Las últimas notas de ‘Tio Canya’

Al Tall se despide de Barcelona con una actuación exultante, clamorosa, llena de la mejor música y con un puñado de buenos amigos

Al Tall, acompañados en su despedida en el Auditori.
Al Tall, acompañados en su despedida en el Auditori.j. m. morales

Convertirse en una banda esencial de nuestro panorama musical no significa, ni lo ha significado en las últimas décadas, tener las cosas fáciles. Casi podría afirmarse lo contrario. Al Tall sería un buen ejemplo: en sus 38 años de vida se ha convertido en un grupo esencial para el desarrollo de la música mediterránea pero no ha avanzado nunca por un camino de rosas. El reconocimiento a sus méritos ha ido, a menudo, parejo a los problemas para grabar o actuar. Y ahora de repente, cuando han decidido plegar velas, probablemente fatigados por las dificultades, todo el mundo parece haberse dado cuenta del inmenso vacío que va a quedar tras su marcha.
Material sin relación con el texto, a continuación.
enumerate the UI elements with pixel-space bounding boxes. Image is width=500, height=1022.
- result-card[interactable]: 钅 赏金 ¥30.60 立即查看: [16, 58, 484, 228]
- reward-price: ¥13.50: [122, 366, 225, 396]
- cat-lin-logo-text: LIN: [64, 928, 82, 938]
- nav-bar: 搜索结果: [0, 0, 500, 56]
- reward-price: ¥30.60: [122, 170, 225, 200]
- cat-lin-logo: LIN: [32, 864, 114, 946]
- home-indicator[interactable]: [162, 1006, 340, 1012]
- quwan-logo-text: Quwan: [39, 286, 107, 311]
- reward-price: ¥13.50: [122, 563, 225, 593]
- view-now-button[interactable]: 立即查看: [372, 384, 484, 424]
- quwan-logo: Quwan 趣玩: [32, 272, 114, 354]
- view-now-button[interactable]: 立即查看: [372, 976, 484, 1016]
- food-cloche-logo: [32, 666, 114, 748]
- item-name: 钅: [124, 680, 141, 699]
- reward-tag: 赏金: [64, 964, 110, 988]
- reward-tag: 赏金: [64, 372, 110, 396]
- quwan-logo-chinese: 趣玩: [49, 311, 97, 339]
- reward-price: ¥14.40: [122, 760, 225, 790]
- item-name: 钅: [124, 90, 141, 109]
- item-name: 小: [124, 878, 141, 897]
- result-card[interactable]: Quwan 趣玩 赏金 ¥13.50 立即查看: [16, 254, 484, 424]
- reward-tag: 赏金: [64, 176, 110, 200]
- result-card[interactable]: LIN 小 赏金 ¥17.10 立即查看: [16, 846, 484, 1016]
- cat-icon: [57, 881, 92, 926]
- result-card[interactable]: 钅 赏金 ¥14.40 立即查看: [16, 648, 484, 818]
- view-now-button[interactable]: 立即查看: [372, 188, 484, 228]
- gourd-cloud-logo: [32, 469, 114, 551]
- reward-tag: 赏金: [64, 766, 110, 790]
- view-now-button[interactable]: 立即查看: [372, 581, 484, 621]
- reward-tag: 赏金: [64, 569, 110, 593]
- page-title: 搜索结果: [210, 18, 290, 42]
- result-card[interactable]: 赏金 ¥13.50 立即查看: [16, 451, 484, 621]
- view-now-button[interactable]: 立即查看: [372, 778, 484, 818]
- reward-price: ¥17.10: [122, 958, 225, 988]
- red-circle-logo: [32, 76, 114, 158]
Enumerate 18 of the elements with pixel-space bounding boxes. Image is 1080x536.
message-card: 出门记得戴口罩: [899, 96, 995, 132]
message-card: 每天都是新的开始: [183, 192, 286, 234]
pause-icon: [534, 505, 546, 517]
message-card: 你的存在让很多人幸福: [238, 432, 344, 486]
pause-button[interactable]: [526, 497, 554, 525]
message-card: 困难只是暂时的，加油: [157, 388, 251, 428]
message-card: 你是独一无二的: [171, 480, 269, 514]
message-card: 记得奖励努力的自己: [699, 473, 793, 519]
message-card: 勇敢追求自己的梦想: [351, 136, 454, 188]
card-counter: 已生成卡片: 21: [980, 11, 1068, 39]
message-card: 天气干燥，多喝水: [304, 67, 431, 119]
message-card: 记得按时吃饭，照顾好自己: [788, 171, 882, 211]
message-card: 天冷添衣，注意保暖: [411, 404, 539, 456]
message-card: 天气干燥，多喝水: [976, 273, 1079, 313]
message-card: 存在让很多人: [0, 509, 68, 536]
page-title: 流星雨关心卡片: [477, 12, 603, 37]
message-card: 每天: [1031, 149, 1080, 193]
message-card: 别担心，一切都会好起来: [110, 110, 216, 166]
 En la noche del jueves en el Auditori de Barcelona y en el marco de Barnasants, Al Tall dijo su adiós definitivo. Pasaban pocos minutos de las 23 horas cuando las notas de Tio Canya sonaron por última vez, como mínimo en sus voces y como grupo. Una despedida exultante, clamorosa, llena de la mejor música y con un puñado de buenos amigos, tanto en el escenario como casi abarrotando el Auditori, que no quisieron pasar por alto la última ocasión.

Al Tall dijo adiós con un concierto memorable en el que repasó su larga trayectoria, desde la primera canción de su primer disco en 1975, Obriu cabretes, hasta un tema que ya quedará inédito solicitando la jubilación de la alcaldesa de Valencia, Liberanos Domine. Temas anclados en la tierra valenciana e impregnados generalmente de denuncia social entre los que no faltaron ninguno de sus éxitos: Lladres, A Miquel asesinaren, Xavier el coixo, Cant de Maulets, Cançó de la llum y la ya mencionada e indispensable (y desgraciadamente más viva que nunca) Tio Canya.

El escenario estuvo en continuo movimiento toda la noche, lleno de invitados que entraban y salían según los temas. En un momento llegaron a reunirse 27 músicos sobre la tarima y, cosa impensable, consiguieron sonar conjuntados. Se trataba de algo más que de un concierto y se notaba. Miquel Gil, uno de los fundadores de la banda, quiso estar al lado de sus compañeros en esa noche pero también pasaron por el escenario, entre otros, Jaume Arnella, Obrint Pas, Titot, Jordi Fàbregas, Nova Euterpe, Jan-Maria Carlotti o un grupo de dulzaineras y una sección de viento jazzística.

Hubo recuerdos, muchos recuerdos, para personas y lugares. Recuerdos en su mayor parte positivos (el ministro Wert cargó con los otros) que no dejaron lugar a las lamentaciones. Esas vendrán más tarde porque decididamente en un panorama como el nuestro no se debería permitir que un grupo como Al Tall desapareciera, no podemos permitírnoslo pero, hoy por hoy, las instituciones (sobre todo, las valencianas) andan embarcadas en otras guerras.